Obviously, that’s a bold claim to make. The game that one day before this screenshot was taken had 300,000 viewers on a single stream, dead? Absurd. But it got me thinking. If, by the numbers, League of Legends is still the largest game in the world, then why does Fortnite consistently outperform during regular hours? Of course, who’s streaming at the time makes a big difference. When this screenshot was taken, Hearthstone’s Team 5 was streaming their final reveals for the upcoming expansion, accounting for over 100,000 viewers. And Ninja was streaming, as well. Ninja is head and shoulders above any other streamer on Twitch, single-handedly pulling more viewers than the entire game of League of Legends when there’s no major tournament going on. And he’s just a guy. He doesn’t have the production value of Overwatch League or the resources of Riot Games. So what’s putting him ahead of the game?
Tyler “Ninja” Blevins started his career playing Halo, but he’s hardly known for that nowadays. He got his start with Battle Royale-type games with H1Z1, the candle that burned the brightest. For reference, H1Z1 was one of the biggest early Battle Royale games, and despite its three-year period in early access and a smattering of bugs, the game kickstarted the Battle Royale genre that capitalized on the Hunger Games fantasy that FPS players so desperately wanted. Ninja jumped ship when H1Z1 lost popularity, joining PlayerUnknown’s Battlegrounds when that hit early access. After PUBG lost steam, Ninja spared no time switching to Fortnite, its spiritual successor. So what makes him special? He’s not the first Fortnite player, and he’s not even a storied legacy player like some League of Legends streamers. His strength comes from his adaptability. Ninja knew when his game was going stale, but he never switched genres. And why is that? Because he knows his audience. Battle Royale games are hectic, bloody, and most importantly, fast. League of Legends is the opposite: skilled players rarely die individually, and games can take upwards of an hour. Fortnite is an exceptional game for casual players. It’s fast, the learning curve is forgiving, and it’s free. League of Legends takes longer, is harsh on new or inexperienced players, and there’s less action overall. This means that League streamers have to rely more on their personality or flashy skills rather than the game itself. And even the popular ones can’t even come close to Ninja’s popularity. Imaqtpie, a veteran of the League of Legends scene and the largest streamer of the game, averages 20,000 over the course of the week. Ninja averages five times that much (as I write this, he just cracked 120,000 at 1:00 pm on a Tuesday). But, on the other side, you don’t hear about the big Fortnite invitational. Fortnite is the younger game by almost a decade, and while it doesn’t have the infrastructure that other massive developers and esports have, it’s been strangely silent for its popularity. Epic Games, Fortnite’s developer and distributor, doesn’t seem to be keen on launching its esports scene too quickly, even if esports brands like TSM are picking up full teams already. And this move, or rather lack thereof, by Epic shows yet another difference between Fortnite and League of Legends.

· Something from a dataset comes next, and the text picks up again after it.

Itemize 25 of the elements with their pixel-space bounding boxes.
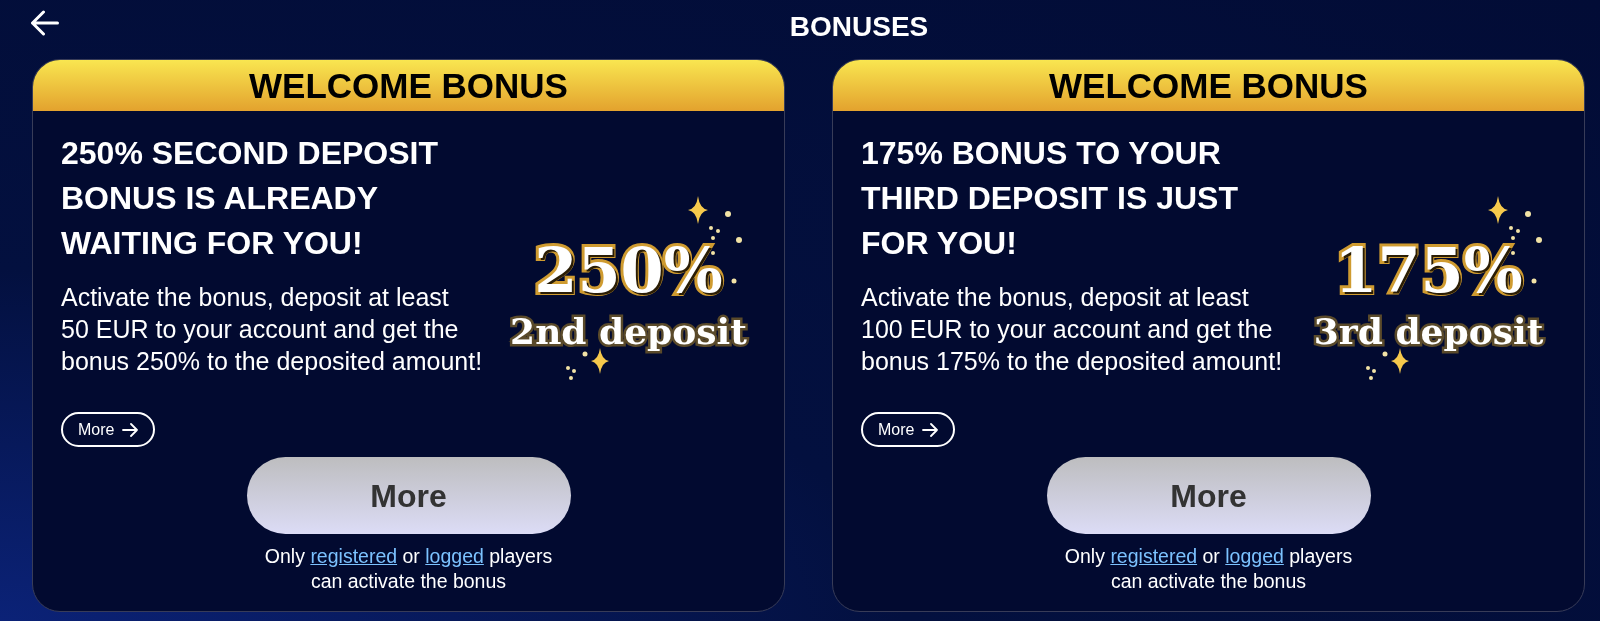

Consider football. Football is a traditional sport that is characterized by the bursts of action spaced between pauses and low-impact moments. League of Legends is football in this metaphor. Fortnite is like playing the guitar, in comparison. Listening to music or playing it is easy, fast, and rewarding. Watching one of your friends play is mesmerizing and enjoyable. But you don’t watch people compete over music unless you really like dueling banjos for some reason. On the other hand, people rarely play in a pickup game of football or go watch their friends play in the community rec league. It’s just not as enjoyable without the full experience: the commentators, the food, the cheering. And that’s why League of Legends and Fortnite have two completely different viewing experiences. One can be a successful casual experience without trying to match the other’s massive professional league style and vice versa. The guitar manufacturers of the world don’t need to host a massive Battle of the Bands competition, and the NFL is never going to change the game so that pee-wee flag football leagues are more enjoyable for the parents who watch them. League = dead? Probably not. But league = not as good for casual viewing as Fortnite? Wordy, but more accurate.